Thanks to the WellKnownSidType enumeration, we do not need to know the actual SID which stands behind the “Everyone” security principal — we’ll just use “WorldSid” as the value which represents the required principal. I left the second parameter as NULL since it is ignored for the most of well-known security identifiers.

Combining all this together we get the command shown above. Oh, and that semi-colon before the Set-Acl command is very important — it separates two commands when they are written in a single line. But useless when line breaks are used.

Redirecting Containers

The next command in much, much simpler:

It consists of a single Set-ADObject cmdlet call which removes an element from multi-valued attribute wellKnownObjects and adds the different one back. wellKnownObjects attribute contains pointers to important Active Directory containers. Two of them are the default users container and the default computers container. Using this article, you can determine that we change the users container pointer here, because “A9D1CA15768811D1ADED00C04FD8D5CD” means GUID_USERS_CONTAINER_W.

The first (-Remove) parameter removes the current value. Since initially we do not know what this is, we request it from the $Domain object which we created at the beginning of this blog post using Get-ADDomain cmdlet. We concatenate two strings using the same “format operator” technics as discussed above. The resulted string is the one we must remove from the attribute.
Next, we add the new pointer, which points to the Redirected OU, which we created a couple of commands ago. No rocket science here, just two nested string concatenations.

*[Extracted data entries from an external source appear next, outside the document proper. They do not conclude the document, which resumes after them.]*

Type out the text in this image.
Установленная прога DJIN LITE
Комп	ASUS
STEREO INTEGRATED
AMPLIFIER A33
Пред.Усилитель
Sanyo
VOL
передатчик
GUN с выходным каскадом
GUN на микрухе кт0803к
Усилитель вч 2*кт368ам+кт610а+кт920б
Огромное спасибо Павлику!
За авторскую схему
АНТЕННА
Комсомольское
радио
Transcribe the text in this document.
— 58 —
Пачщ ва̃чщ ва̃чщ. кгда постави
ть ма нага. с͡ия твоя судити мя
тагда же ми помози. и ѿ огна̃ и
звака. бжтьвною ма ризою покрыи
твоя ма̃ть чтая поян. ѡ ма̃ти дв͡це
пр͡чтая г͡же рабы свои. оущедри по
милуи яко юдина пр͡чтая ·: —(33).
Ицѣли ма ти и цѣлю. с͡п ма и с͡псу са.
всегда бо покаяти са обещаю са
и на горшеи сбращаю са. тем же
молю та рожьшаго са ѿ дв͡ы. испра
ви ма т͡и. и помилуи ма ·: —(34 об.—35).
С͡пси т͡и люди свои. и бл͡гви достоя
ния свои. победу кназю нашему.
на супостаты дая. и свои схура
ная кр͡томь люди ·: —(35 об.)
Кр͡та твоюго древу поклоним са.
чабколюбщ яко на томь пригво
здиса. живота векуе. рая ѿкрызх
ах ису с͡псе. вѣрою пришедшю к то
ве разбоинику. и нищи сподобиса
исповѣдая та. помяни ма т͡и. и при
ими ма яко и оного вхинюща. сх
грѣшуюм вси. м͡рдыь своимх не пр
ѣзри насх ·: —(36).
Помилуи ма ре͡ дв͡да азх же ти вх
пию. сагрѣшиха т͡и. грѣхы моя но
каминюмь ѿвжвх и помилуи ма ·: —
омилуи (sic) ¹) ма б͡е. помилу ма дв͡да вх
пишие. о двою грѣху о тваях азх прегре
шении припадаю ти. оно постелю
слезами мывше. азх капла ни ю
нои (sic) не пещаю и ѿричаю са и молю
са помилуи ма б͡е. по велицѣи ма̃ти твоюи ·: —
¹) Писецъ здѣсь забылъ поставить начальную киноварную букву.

The next Set-ADObject call does the same but for the Computers container.
Basically, what we do here is this, but in PowerShell.

Note

Why do I explicitly point to the PDC emulator when writing the wellKnownObjects attribute back? Because the modification of this attribute actually takes place on the PDC emulator and you’ll receive an error “A referral was returned from the server”, if you try to run this command against non-PDC-e domain controller.

 

The last Set-ADObject cmdlet just ensures that even if wellKnownObjects parameters will be restored to the default settings, authenticated users still wouldn’t be able to join computers into the domain w/o pre-creating its accounts.

DNS Reverse Lookup

At last, the least important setting in this whole blog series: reverse lookup DNS-zone. It does not do anything useful, just makes your network traces easier for reading and understanding — you will see DNS-names there, instead of IP-addresses.
Create the reverse lookup zone using the following command:
Add-DnsServerPrimaryZone -Name ('{0}.in-addr.arpa' -f $ReverseDNSZoneName) -ReplicationScope Forest -DynamicUpdate Secure

While I have a single subnet in this lab (at least for now), that command would be enough for me. Your environment, especially the production one, might be much more complex — create additional DNS zones if needed.

Important

Mind that the subnet address in the $ReverseDNSZoneName variable is written in the reverse order. You can found more about “in-addr.arpa” suffix here.